In the painting, a Dutch family celebrates Christmas.  A woman on the right points to something outside the frame, perhaps St. Nicholas.  Another boy, who has evidently been naughty this year instead of nice, is unhappy for receiving a switch.  For those of you who don't know, a switch is what the parents used to do before they invented the "spanker"; you'd have to go outside and choose the branch or stick you would be reprimanded with.  Here it's in his shoe.  I was interested to see this tradition going so far back in history, because on Christmas morning my parents still put presents inside our shoes.  The little girl who takes center stage in the painting has emptied her shoe of all its presents and left it on the floor at the bottom.  The grandmother signaling the boy in back of the scene is either issuing him to come out and receive his punishment or else (it has been suggested) has some other gift to cheer up the poor lad.  Interestingly enough, the lines of the chair, the table, and the canopy point to the unhappy boy.  The long cake at the bottom left points to the center.  This painting carries what appears on first look a dizzying construct that causes our eye to look here and there to get the full picture of everything that's going on.
This is a typical Genre painting.  Like real life, the scene is muddled in some confusion, but the situations are not so out-of-the-ordinary that we can't see, with careful inspection, what is going on.  We can identify with easily-conveyed emotions: the girl is happy because she got a present; the boy is crying because he's going to be spanked; etc.  This is the beauty of everyday life that can be enjoyed and celebrated now that Lutheranism has provided a system for belief that allows all men to be saved, even common people and peasants.  Jan Steen seems to almost be suggesting that these people could be saints, they could be believers; and that this is the new face of "religious" art (even though there's nothing religious about it).  In Protestantism, normal people, too, are part of the body of Christ and "the Elect."  This, therefore, is a celebration of the lives of ordinary individuals, with a focus on the somewhat sentimental connections of family and communal affection.  Other than that, it's just a big mess of people all in the same room and probably being very loud.  (Is this what Christmas looks like at your house?  Some things never change, right?)

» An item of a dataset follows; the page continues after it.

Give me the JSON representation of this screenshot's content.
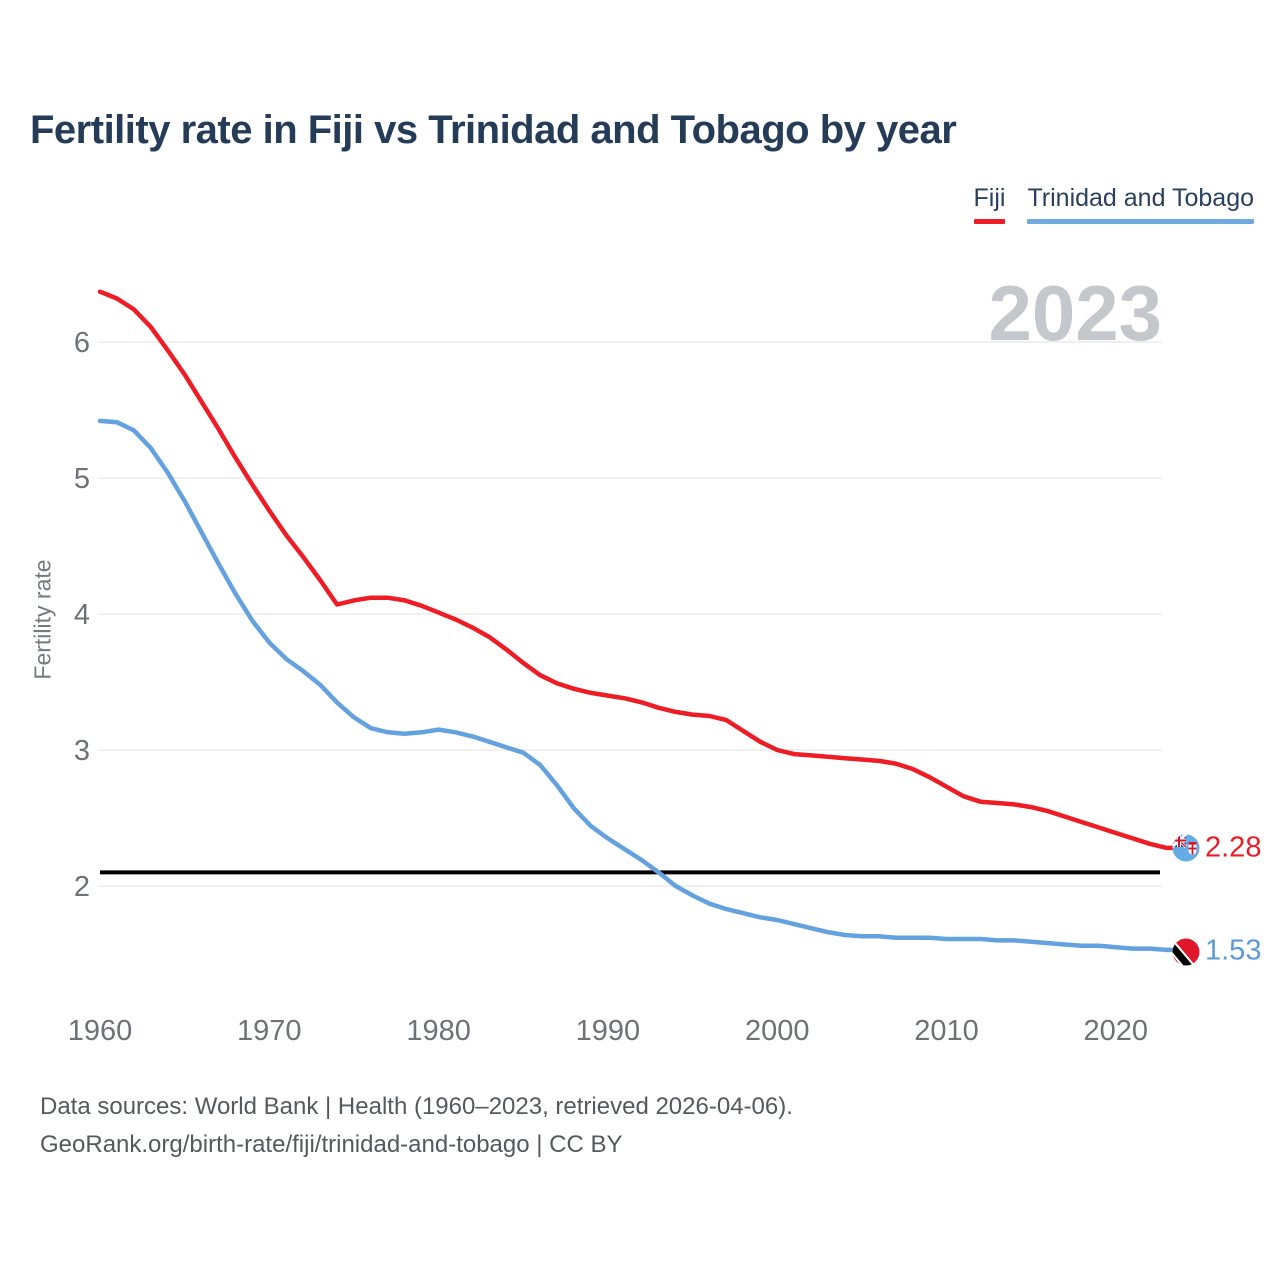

  1. Actually, the Grandmother in the back has a present hidden for the naughty boy that she is fetching for him, now that he has suffered his initial disappointment. (That's what I learned in art school).

    1. Good point! Thanks for sharing, and I'm sure you're right. This is, after all, a happy painting, and the motif with this second, reconciliatory gift for the boy could point to added themes of Protestant forgiveness within the work.

    2. Also, you can see her forefinger gesturing to him to follow her. This is one of my favorite paintings from that era.